Em “As noites da íris negra” há uma sociedade cujos membros vivem para a possibilidade do suicídio. Para eles a única coisa que torna a vida suportável é o fato de que podem se matar a qualquer momento.

“Uma invenção muito prática” e “Pedem que diga quem sou” são contos opostos: no primeiro a resignação dá lugar à revolta, afastando o suicídio; no outro a revolta subitamente deixa de existir, e o absurdo sobrevém.

Porém a revolta nem sempre está presente: “Em busca de um parceiro eletrizante” e “A arte de desaparecer” mostram personagens incapazes de se revoltar. Logo o absurdo torna-se demasiado pesado para que vivam. E contemplam o suicídio como escapatória.
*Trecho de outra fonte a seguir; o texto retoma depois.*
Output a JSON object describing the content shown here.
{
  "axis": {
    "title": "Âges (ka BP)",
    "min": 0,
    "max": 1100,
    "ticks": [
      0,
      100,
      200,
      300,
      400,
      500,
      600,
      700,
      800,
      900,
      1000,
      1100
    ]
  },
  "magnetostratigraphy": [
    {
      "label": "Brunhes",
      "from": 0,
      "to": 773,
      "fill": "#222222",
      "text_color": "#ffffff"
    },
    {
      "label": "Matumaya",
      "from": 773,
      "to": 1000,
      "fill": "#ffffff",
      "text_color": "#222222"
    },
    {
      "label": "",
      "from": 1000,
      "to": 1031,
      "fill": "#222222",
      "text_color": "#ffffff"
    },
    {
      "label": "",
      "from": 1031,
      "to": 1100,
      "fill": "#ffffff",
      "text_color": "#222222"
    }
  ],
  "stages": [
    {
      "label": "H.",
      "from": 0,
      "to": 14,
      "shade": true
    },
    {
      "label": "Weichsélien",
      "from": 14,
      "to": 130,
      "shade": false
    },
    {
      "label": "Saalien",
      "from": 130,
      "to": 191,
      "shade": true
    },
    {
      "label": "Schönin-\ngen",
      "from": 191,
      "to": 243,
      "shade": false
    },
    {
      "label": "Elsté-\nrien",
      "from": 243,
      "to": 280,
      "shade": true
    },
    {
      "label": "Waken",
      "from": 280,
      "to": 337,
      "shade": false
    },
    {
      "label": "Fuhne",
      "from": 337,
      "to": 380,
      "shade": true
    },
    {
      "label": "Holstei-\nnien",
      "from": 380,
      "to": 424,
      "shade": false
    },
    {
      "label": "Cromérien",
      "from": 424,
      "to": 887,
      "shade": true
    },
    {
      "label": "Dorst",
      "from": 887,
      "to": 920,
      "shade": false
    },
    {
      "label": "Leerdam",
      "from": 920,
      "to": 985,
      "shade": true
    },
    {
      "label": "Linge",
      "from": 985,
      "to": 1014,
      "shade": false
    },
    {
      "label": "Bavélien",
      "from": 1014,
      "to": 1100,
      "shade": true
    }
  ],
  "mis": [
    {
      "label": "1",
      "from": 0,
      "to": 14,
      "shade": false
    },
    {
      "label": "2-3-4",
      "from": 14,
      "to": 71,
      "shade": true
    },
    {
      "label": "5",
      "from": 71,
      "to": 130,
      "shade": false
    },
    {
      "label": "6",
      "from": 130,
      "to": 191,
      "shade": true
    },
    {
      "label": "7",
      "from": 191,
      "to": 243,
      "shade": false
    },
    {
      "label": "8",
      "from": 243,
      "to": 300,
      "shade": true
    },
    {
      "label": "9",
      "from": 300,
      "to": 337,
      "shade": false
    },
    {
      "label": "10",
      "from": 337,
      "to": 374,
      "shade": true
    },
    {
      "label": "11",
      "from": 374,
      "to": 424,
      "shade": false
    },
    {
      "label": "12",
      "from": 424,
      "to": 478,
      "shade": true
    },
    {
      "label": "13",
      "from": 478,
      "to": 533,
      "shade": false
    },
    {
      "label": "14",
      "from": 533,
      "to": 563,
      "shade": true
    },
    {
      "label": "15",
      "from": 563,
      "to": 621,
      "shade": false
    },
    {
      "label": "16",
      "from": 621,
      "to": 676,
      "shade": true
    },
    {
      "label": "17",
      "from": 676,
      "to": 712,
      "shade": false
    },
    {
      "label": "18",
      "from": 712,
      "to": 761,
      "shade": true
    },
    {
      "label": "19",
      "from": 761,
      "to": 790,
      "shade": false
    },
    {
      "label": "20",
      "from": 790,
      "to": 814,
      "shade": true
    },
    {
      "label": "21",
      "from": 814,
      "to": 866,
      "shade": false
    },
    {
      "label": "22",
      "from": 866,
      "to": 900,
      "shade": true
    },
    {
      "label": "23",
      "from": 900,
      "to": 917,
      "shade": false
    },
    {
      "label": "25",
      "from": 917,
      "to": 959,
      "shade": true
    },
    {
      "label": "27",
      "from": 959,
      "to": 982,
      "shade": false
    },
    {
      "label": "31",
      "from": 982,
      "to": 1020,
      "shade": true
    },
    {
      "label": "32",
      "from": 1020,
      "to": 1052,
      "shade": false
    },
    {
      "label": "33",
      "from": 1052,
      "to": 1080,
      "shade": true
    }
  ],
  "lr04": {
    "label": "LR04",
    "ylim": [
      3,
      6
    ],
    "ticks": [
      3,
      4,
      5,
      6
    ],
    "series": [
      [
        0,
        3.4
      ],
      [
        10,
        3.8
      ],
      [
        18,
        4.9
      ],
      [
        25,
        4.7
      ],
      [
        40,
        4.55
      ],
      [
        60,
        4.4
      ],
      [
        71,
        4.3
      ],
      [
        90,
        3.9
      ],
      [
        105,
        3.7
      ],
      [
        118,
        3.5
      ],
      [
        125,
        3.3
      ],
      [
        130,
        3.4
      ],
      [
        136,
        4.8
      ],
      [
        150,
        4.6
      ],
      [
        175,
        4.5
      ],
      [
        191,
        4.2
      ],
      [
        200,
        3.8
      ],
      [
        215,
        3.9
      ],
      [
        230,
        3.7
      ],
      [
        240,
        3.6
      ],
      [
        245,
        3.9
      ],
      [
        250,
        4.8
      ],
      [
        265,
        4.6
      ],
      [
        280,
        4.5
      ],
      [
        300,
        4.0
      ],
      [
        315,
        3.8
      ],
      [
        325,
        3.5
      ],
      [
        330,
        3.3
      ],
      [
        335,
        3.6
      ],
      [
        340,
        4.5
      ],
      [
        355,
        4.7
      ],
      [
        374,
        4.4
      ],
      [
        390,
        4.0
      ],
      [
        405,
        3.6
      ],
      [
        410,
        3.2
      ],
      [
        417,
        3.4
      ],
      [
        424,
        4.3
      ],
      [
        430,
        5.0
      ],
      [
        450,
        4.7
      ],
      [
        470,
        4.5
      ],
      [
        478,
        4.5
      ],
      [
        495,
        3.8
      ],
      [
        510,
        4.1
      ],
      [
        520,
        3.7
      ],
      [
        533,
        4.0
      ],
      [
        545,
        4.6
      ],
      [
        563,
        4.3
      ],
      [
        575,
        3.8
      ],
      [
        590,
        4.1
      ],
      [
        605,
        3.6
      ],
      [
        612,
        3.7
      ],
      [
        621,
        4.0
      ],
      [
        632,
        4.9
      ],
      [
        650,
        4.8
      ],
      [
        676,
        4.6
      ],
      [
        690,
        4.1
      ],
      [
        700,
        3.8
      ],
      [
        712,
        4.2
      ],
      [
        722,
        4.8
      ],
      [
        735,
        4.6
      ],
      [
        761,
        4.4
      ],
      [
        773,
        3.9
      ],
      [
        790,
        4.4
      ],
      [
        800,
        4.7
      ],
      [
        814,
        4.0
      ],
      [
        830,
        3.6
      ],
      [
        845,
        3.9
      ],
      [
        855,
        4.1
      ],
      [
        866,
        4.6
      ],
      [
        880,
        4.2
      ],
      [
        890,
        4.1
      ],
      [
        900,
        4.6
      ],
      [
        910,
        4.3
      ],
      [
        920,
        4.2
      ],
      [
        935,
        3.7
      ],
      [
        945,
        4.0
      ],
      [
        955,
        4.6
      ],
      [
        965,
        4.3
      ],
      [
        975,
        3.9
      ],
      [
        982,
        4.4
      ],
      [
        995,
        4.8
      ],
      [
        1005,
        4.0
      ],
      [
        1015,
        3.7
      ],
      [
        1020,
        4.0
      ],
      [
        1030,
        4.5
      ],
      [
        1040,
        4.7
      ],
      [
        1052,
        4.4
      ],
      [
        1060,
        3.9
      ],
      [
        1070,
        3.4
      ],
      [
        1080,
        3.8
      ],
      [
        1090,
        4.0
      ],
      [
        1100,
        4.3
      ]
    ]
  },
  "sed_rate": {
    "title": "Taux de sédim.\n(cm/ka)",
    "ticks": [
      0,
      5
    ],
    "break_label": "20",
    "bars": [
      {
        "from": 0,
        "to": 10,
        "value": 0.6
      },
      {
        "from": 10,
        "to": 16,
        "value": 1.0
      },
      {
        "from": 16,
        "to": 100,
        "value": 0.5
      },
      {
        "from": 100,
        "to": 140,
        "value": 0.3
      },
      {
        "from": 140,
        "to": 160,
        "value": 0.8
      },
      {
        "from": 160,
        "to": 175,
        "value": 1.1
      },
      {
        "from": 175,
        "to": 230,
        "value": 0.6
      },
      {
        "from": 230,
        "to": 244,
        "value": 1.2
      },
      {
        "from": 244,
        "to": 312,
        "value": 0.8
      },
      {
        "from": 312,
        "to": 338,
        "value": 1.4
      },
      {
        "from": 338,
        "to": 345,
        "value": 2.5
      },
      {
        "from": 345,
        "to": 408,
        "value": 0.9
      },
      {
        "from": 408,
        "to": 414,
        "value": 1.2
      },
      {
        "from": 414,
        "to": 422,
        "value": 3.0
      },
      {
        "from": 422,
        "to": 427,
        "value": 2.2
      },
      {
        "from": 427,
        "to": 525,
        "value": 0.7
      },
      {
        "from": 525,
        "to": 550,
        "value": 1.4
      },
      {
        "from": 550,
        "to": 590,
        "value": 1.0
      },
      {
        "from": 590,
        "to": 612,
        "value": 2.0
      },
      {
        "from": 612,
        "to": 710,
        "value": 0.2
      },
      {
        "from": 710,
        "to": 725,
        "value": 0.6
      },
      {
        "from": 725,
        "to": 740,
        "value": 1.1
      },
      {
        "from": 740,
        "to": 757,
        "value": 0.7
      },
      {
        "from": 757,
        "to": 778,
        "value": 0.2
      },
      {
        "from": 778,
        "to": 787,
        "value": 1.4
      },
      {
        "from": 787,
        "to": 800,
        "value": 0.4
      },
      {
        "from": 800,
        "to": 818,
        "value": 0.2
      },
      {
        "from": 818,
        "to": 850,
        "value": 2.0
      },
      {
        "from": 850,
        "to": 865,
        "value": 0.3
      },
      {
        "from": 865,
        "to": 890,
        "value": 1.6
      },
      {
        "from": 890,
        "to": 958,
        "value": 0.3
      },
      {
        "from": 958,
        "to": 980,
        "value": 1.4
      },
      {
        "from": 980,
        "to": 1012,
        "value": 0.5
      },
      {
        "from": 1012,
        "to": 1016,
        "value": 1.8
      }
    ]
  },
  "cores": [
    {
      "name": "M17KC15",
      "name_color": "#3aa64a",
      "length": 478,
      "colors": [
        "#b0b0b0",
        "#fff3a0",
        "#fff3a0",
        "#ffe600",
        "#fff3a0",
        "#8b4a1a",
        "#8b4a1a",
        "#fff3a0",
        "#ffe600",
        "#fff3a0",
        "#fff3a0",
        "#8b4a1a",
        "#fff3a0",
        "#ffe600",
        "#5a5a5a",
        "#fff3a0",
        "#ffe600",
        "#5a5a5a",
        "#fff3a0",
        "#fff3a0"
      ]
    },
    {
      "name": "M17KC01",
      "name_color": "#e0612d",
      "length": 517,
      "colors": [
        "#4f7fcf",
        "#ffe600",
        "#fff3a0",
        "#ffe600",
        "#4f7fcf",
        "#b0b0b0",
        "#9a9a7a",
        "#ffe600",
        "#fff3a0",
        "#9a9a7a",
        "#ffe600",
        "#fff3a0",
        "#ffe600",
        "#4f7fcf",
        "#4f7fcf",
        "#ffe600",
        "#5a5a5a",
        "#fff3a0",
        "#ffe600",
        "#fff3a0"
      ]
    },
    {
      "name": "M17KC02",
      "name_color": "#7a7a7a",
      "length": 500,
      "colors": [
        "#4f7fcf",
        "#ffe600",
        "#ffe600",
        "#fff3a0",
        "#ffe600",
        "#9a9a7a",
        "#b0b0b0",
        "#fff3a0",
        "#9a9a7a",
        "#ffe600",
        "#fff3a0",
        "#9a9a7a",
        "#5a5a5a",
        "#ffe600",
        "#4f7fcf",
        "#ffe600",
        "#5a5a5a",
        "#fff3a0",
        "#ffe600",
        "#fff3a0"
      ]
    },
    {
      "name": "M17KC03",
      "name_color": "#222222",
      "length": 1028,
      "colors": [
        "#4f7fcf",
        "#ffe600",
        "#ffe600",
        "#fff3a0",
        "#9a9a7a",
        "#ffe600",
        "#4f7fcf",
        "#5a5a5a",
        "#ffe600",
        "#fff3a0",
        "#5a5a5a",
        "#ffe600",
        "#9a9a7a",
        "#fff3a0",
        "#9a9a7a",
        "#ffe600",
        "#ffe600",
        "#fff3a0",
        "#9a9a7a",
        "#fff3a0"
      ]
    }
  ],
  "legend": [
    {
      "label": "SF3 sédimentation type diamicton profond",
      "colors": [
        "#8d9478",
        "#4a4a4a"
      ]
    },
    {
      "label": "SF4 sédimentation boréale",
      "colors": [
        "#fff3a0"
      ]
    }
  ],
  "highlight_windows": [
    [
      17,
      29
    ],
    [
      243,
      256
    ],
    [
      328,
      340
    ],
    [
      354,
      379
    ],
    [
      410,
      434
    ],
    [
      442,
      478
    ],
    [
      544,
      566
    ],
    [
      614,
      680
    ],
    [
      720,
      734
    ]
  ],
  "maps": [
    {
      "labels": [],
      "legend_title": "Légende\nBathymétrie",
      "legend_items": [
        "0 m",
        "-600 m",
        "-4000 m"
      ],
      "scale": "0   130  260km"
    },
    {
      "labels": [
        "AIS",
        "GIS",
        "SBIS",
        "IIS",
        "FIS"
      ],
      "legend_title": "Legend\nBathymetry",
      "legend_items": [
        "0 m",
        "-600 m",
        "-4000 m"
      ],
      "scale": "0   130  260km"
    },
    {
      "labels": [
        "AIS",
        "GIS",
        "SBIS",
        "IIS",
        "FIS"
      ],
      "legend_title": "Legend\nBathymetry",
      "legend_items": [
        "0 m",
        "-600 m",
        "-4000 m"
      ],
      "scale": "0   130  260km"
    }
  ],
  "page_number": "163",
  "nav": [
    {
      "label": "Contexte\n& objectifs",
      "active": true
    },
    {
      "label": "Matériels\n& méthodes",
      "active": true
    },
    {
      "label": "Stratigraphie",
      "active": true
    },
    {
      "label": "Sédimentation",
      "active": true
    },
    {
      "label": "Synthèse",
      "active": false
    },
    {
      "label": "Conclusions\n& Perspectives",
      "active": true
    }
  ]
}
Dois contos, entretanto, pareceram-me especiais: “Amores que duram toda uma vida”, cujo mote novamente remete a Camus: “Os tristes têm duas razões para o ser: ignoram ou esperam” e o único no qual a personagem realmente se mata, porque esperava; e “O colecionador de tempestades” em que a idéia da morte é bastante cômica – ele também se encaminharia para um suicídio executado com engenhosidade e perfeição, mas o acaso intervém e temos, quem sabe, um resultado do fato de a vida em si ser algo ridiculamente absurdo.

Vila-Matas foi feliz nesse tema infeliz. Ele consegue fazer o que se propõe no prefácio: viajar até que se esgotem as nobres opções de morte e levar o leitor a projetar a si mesmo sobre os diversos suicidas que ele ilustra. E mostra que o suicídio não necessariamente é o fim da esperança, mas talvez a sua busca.

VILA-MATAS, Enrique. Suicídios Exemplares. São Paulo: Editora Cosac Naify, 2009. 1a Edição. 208 páginas. Preço sugerido: R$45,00.